Diane Keaton and Brendan Gleeson give admirable performances in this Hampstead based romcom, where nothing sticks or is seen through.

Eastern Daily Press: Lesley Manville as Fiona and Diane Keaton as Emily Walters in Hampstead. Picture: Nick Wall/Entertainment OneLesley Manville as Fiona and Diane Keaton as Emily Walters in Hampstead. Picture: Nick Wall/Entertainment One (Image: Archant)

Hampstead (12A)

**

Notting Hill had one, so why wouldn't there be a romcom set in the north London leafy and luvvie suburb of Hampstead about an American lady hooking up with a Brit a little beneath her in the social standings?

This one isn't nearly as good as that one. It is at least true to its NW3 postcode however. What else could a film called Hampstead be about but property prices?

Donald (Brendan Gleeson) is a wild man who lives in a shack on Hampstead Heath. Emily (Diane Keaton) is a widow living in a desirable Heath side flat, whose husband's death has left her financially strapped and wondering if she will be able to afford to go on living there, as well as being a little lost as to how to fill her days.

In most any other part of London some kind of paid employment would be an obvious two-birds one-stone solution but she decides on a good deed – protecting Donald from the developers who want to evict him and build unaffordable housing on the site.

The film's opening credits run over a shot of a kid flying a kite on the Heath. The letters appear on screen and then flutter away like leaves on the breeze.
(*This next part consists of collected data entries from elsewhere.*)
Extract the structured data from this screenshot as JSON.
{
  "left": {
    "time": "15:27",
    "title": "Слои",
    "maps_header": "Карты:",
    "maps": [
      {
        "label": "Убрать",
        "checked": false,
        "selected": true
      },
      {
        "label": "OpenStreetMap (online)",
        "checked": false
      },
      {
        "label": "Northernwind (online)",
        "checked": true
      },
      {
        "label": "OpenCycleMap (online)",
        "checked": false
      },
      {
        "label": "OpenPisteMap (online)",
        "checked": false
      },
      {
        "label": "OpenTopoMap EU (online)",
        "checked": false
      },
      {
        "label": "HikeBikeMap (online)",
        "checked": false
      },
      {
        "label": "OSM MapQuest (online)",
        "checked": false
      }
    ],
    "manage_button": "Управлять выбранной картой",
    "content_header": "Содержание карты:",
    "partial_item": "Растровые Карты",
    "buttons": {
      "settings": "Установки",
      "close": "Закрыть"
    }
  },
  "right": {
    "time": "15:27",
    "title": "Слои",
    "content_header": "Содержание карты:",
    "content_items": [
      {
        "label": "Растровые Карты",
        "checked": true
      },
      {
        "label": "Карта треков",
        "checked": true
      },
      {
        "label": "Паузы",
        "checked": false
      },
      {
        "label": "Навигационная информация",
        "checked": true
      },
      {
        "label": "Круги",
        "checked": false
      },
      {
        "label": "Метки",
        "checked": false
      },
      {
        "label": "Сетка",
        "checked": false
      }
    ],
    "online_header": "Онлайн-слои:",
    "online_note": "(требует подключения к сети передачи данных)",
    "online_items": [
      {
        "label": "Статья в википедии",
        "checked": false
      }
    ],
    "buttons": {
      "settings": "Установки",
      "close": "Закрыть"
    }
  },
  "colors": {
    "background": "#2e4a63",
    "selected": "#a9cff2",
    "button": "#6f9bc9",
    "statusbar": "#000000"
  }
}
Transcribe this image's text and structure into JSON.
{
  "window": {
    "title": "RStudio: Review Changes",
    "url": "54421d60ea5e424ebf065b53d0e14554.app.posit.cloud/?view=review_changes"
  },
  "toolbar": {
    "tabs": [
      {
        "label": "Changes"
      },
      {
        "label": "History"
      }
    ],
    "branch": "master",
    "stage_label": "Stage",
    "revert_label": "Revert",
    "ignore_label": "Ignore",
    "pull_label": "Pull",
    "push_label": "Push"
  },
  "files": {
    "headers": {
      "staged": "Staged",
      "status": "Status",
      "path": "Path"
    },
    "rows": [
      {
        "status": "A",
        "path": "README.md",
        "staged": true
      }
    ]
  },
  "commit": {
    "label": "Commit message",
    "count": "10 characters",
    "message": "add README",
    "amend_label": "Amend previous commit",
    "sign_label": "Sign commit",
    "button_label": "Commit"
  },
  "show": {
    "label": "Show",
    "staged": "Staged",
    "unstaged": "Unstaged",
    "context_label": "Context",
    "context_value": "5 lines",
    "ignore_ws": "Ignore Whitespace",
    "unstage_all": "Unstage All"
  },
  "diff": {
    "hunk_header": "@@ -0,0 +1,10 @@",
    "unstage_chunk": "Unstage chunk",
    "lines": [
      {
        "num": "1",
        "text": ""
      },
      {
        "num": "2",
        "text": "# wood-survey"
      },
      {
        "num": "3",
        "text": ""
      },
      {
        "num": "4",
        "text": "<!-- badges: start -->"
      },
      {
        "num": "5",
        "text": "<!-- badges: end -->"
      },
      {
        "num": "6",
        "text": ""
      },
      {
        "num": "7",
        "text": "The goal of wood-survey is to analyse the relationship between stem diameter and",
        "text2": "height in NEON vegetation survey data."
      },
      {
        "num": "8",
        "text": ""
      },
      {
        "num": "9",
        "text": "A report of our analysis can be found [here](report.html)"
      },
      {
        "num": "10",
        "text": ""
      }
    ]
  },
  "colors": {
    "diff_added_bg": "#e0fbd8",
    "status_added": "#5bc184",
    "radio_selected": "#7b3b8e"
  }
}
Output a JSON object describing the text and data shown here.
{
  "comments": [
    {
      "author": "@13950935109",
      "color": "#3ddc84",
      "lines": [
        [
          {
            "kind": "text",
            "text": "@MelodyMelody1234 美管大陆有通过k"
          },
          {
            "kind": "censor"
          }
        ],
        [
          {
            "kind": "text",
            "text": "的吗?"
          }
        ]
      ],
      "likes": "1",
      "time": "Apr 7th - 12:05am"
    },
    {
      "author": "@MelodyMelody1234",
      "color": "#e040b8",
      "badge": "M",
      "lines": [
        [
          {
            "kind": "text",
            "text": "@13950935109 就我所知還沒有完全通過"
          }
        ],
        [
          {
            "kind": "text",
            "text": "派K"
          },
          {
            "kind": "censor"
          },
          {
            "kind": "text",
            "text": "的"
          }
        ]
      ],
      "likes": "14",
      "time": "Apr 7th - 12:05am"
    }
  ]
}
It's very appropriate for a film in which nothing sticks or is seen through.

In the editing suite they decided that they should just concentrate on the only elements in the film that actually work – the two stars.

If you tend to find Diane Keaton annoying then you will here too, but I enjoyed her Annie-Hall-in-later-life persona. Her scenes with Gleeson have a spark.

Given the role he plays, Gleeson is magnificent. You don't judge actors by the good roles but by the stinkers and he gives life and dignity to dialogue that should have been left on the morgue slab.

They can't save it though because there's nothing here. It's painfully British: it gives you the etiquette of romance in the place where the passion should be.